Throughout the World Series of Poker, players will have access to wireless internet wherever they go at the Rio, even the tables. That is correct: people playing in WSOP live tournaments can have their laptops with them and play online at WSOP.com at the same time. As such, the Nevada Gaming Control Board has relaxed the rule that imposes a limit of one account per IP address. Players will able to make deposits into their WSOP.com accounts with cash at the Rio and will likely also be able to do so at other Caesars properties in Las Vegas.
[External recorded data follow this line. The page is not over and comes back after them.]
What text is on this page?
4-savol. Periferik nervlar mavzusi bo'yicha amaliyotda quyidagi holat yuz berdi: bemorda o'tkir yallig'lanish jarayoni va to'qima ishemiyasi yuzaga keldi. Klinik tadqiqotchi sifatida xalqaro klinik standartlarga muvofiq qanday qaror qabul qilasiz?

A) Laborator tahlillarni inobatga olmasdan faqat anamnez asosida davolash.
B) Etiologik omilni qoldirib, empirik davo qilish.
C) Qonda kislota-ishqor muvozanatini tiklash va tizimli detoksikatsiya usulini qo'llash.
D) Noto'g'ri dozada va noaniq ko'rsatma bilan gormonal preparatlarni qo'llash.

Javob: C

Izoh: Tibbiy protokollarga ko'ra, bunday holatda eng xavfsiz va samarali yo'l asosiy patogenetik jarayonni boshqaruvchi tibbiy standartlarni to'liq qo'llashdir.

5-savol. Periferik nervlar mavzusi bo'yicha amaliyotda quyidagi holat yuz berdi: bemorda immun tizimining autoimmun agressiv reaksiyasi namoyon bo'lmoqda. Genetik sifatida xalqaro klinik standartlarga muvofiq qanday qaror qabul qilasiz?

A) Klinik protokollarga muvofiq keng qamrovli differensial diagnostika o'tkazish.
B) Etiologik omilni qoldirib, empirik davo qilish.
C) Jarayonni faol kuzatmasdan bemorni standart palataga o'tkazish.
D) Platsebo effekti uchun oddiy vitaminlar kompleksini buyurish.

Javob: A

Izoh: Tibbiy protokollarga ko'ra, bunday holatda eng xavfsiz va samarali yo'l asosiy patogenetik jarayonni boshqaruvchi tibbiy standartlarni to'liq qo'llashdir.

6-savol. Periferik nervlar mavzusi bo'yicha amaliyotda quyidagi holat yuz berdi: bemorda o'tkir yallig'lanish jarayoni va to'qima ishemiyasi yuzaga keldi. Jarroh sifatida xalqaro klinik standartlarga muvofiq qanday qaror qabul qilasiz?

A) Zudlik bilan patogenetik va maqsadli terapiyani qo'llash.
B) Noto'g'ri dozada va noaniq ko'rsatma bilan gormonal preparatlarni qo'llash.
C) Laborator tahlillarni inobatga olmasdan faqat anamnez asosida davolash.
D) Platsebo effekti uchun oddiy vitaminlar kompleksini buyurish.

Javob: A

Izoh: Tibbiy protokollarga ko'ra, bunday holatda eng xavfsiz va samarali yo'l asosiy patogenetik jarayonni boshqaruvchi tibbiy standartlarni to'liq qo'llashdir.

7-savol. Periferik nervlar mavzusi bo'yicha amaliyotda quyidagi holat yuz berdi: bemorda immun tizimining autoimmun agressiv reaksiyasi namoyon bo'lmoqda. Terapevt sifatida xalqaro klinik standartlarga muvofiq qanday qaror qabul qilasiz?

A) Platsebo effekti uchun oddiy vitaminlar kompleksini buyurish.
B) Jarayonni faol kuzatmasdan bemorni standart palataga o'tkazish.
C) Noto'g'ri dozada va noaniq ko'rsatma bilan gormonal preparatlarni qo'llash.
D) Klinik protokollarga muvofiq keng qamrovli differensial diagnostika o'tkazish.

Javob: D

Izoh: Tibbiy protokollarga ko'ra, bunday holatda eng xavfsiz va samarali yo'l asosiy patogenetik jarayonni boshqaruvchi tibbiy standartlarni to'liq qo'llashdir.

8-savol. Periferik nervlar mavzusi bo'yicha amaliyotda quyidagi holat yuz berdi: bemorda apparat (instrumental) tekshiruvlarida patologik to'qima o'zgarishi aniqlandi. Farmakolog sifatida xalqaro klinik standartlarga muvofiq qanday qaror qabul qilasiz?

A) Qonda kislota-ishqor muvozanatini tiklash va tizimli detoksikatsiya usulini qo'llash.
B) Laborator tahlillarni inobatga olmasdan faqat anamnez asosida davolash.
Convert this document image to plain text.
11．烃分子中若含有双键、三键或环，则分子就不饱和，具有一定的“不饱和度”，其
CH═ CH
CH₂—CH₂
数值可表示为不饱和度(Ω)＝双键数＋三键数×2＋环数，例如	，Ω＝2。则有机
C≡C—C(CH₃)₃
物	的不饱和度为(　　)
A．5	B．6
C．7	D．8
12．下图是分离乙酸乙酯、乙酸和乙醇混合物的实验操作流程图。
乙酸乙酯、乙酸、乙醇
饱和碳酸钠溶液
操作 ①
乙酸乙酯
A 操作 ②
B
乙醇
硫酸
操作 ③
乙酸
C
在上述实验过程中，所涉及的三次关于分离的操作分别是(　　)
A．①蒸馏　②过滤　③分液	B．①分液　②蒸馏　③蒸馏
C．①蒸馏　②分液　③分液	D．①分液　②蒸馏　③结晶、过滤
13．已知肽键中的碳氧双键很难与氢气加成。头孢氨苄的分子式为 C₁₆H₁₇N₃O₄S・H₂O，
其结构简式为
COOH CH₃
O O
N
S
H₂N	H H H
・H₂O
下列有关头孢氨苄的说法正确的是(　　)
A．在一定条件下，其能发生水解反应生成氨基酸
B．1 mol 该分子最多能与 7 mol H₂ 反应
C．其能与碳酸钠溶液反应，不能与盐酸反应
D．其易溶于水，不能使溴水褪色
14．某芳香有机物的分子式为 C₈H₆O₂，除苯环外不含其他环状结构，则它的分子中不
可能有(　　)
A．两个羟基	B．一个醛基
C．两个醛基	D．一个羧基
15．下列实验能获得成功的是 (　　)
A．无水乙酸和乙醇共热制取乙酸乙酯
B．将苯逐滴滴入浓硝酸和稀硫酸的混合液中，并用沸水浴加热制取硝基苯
More information was also given about the WSOP.com online bracelet event. All competitors must be in Nevada to play, but they may qualify for the event outside of the state, say, on WSOP.com in New Jersey. It was announced in March that rather than playing down to the final two players online and then having them duke it out live at the Rio the next day, the live portion would feature the final six players. The online part of the tourney will be held on July 2nd, while the six-handed conclusion will be on July 4th to give players time to travel to the casino.
Then there is the much-anticipated “Colossus” event. Held during the first weekend of the World Series of Poker, it is the cheapest open even in WSOP history at $565. It will have four starting flights in total, two on Friday, May 29th, and two on Saturday, May 30th. It is also a re-entry event. During the conference call, Ty Stewart said that such a highlight event was placed early on the schedule in order to attract as many players as possible to the WSOP right away. It would naturally follow that the hope is that those players will then stick around to play in subsequent events. Tournament organizers expect the Colossus to be the largest live tournament in poker history. In fact, Stewart said, “If it is not by a large margin the largest event in the history of poker, it will be a disappointment.”
The current record belongs to the 2006 World Series of Poker Main Event, the one held at the peak of the poker boom, just before the UIGEA was passed in the United States. It drew a field of 8,773 players; Jamie Gold won the top prize of $12 million.
The Colossus also speaks to the trend over the last few years of making World Series events more affordable. Granted, $565, $1,000, or $1,500 is not pocket change by most people’s standards, but relative to historic WSOP events, it is a bargain. Stewart explained, as might be obvious, that this is an effort to appeal more to the recreational player, the player who wants to experience the World Series of Poker but simply can’t afford to throw down $10,000 on the Main Event. Bringing more recreational players should help the poker economy; poker pros certainly like having them around, as they see them as easy pickings (though the beauty of poker is the fish can often bite back).